Professor X justifies his choice regarding his treatment of the Danger Room, citing that he prioritized what the X-Men requires because it was more important in the grand scheme of things. His speech struck a chord in Wolverine who was quick to point out that he sounds exactly like Magneto. I finally figured out how the timeline for Claremont's Excalibur III fits here. I think his second marriage/honeymoon with Mags occurred right after getting confronted by his X-Men about Danger Room. It makes perfect sense. To absolve himself of his guilt, he wants to rebuild Genosha which was why he stayed behind and then contacted Magneto who was believed to be dead but only in hiding. The confrontation here wasn't even hostile; the X-Men were just collectively more put off and disappointed than angry at what Xavier has done. He was really put to shame here by Wolverine and Cyclops who unraveled what a terrible mistake he committed when Xavier chose to imprison the Danger Room which is basically enslavement instead of freeing her and treating her like the sentient being that she is now. If she comes back to kick his ass, the X-Men might not even get in the way. Xavier angst-ed about it later on in Excalibur ('Secrets come naturally to me').
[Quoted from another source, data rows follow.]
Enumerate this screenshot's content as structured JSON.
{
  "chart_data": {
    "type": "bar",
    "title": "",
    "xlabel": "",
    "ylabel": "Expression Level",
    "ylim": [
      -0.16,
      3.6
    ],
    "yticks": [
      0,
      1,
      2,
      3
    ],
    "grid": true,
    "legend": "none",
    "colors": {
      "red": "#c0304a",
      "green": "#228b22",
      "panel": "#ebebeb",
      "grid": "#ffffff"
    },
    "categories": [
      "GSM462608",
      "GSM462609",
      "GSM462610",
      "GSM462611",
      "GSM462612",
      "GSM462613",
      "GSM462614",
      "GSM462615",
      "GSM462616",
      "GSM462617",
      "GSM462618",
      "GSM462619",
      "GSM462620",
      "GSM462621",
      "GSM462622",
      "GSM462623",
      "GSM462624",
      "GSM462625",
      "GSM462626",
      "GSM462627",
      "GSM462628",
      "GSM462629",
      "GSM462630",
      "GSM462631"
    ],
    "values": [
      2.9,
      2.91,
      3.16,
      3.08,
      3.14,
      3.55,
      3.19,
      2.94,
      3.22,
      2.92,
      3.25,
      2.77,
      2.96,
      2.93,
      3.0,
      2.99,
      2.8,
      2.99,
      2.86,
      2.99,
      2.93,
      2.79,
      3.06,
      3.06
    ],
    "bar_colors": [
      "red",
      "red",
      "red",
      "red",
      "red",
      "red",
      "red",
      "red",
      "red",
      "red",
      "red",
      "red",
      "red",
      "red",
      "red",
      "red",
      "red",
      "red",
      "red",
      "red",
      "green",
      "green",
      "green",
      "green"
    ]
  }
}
So finding out your mentor is more dishonest than you give him credit for is a bummer. But the surprising revelation at the end concerning Emma's allegiance got me bothered. It turns out, the Hellfire Club and Sebastian Shaw are still around. Oh, merciful fuck, why them again? Anyway, I'm looking forward for something Emma-centric in a long while anyway, particularly about her awesome relationship with Scott. Joss Whedon has produced such great pieces so far and I hope this is sustained in the future issues.